Get this Book: Oxygen by Carol Wiley Cassella


Oxygen - everyone needs it. In the novel, Oxygen, by Carol Wiley Cassella, Dr. Marie Heaton is the expert anesthesiologist who delivers it. And then the day comes when an eight-year-old girl is delivered into her care, the mentally fragile, precious only child of a woman who has already suffered her share of losses in her life, her share of hard knocks. The mother searches Marie’s face; she’s looking for reassurance, a way to trust. A wilted daffodil is pinned to her pocket; there’s another, also wilted, woven through the eyelet of her daughter’s blouse. You can see this: Marie crouched looking up into this mother’s anxious face, wanting her to find the reassurance she needs to give consent for what should be routine surgery. Your mental eye fastens on that poignant detail: the twin daffodils.
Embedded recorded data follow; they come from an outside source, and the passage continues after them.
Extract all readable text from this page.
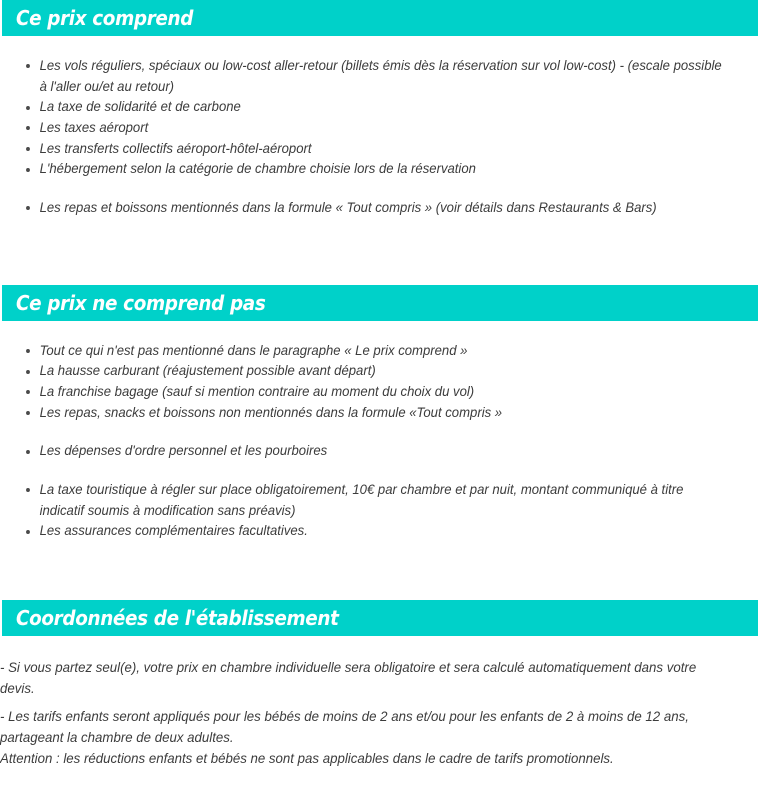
Ce prix comprend
Les vols réguliers, spéciaux ou low-cost aller-retour (billets émis dès la réservation sur vol low-cost) - (escale possible à l'aller ou/et au retour)
La taxe de solidarité et de carbone
Les taxes aéroport
Les transferts collectifs aéroport-hôtel-aéroport
L'hébergement selon la catégorie de chambre choisie lors de la réservation
Les repas et boissons mentionnés dans la formule « Tout compris » (voir détails dans Restaurants & Bars)
Ce prix ne comprend pas
Tout ce qui n'est pas mentionné dans le paragraphe « Le prix comprend »
La hausse carburant (réajustement possible avant départ)
La franchise bagage (sauf si mention contraire au moment du choix du vol)
Les repas, snacks et boissons non mentionnés dans la formule «Tout compris »
Les dépenses d'ordre personnel et les pourboires
La taxe touristique à régler sur place obligatoirement, 10€ par chambre et par nuit, montant communiqué à titre indicatif soumis à modification sans préavis)
Les assurances complémentaires facultatives.
Coordonnées de l'établissement

- Si vous partez seul(e), votre prix en chambre individuelle sera obligatoire et sera calculé automatiquement dans votre devis.

- Les tarifs enfants seront appliqués pour les bébés de moins de 2 ans et/ou pour les enfants de 2 à moins de 12 ans, partageant la chambre de deux adultes.

Attention : les réductions enfants et bébés ne sont pas applicables dans le cadre de tarifs promotionnels.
It is so significant of the mother’s deep love for her little girl. You know something terrible is going to happen. When the nightmare becomes the reality, Marie is horrified, bewildered; she is crushed by guilt and self doubt. She is also targeted by the hospital and many of her colleagues. The ensuing investigation threatens the career she loves. By now you feel the weight of disaster in every word. Author Carol Wiley Cassella wastes none of them. Each one winds a tighter coil of suspense. But there is so much more than the sharp-edged suspense to recommend this novel. There are the relationships: Joe, the former lover, now friend and continuing mystery of the heart, and there is Marie’s sister and the dilemma they share regarding the care of their ailing, aging father. Each of these relationships has its complexities, its foibles that are so real and richly layered. And again, there is such beauty in the language and in the clear rendering of the details, the whole thing about how real life never stops in deference to calamity. The bills have to be paid, the trash taken out, former lovers and aging fathers tended to.

And in the end, sudden, blinding, and cruel, a revelation simply waits.

Comments

This sounds heartbreaking, but terrific. Thanks for sharing!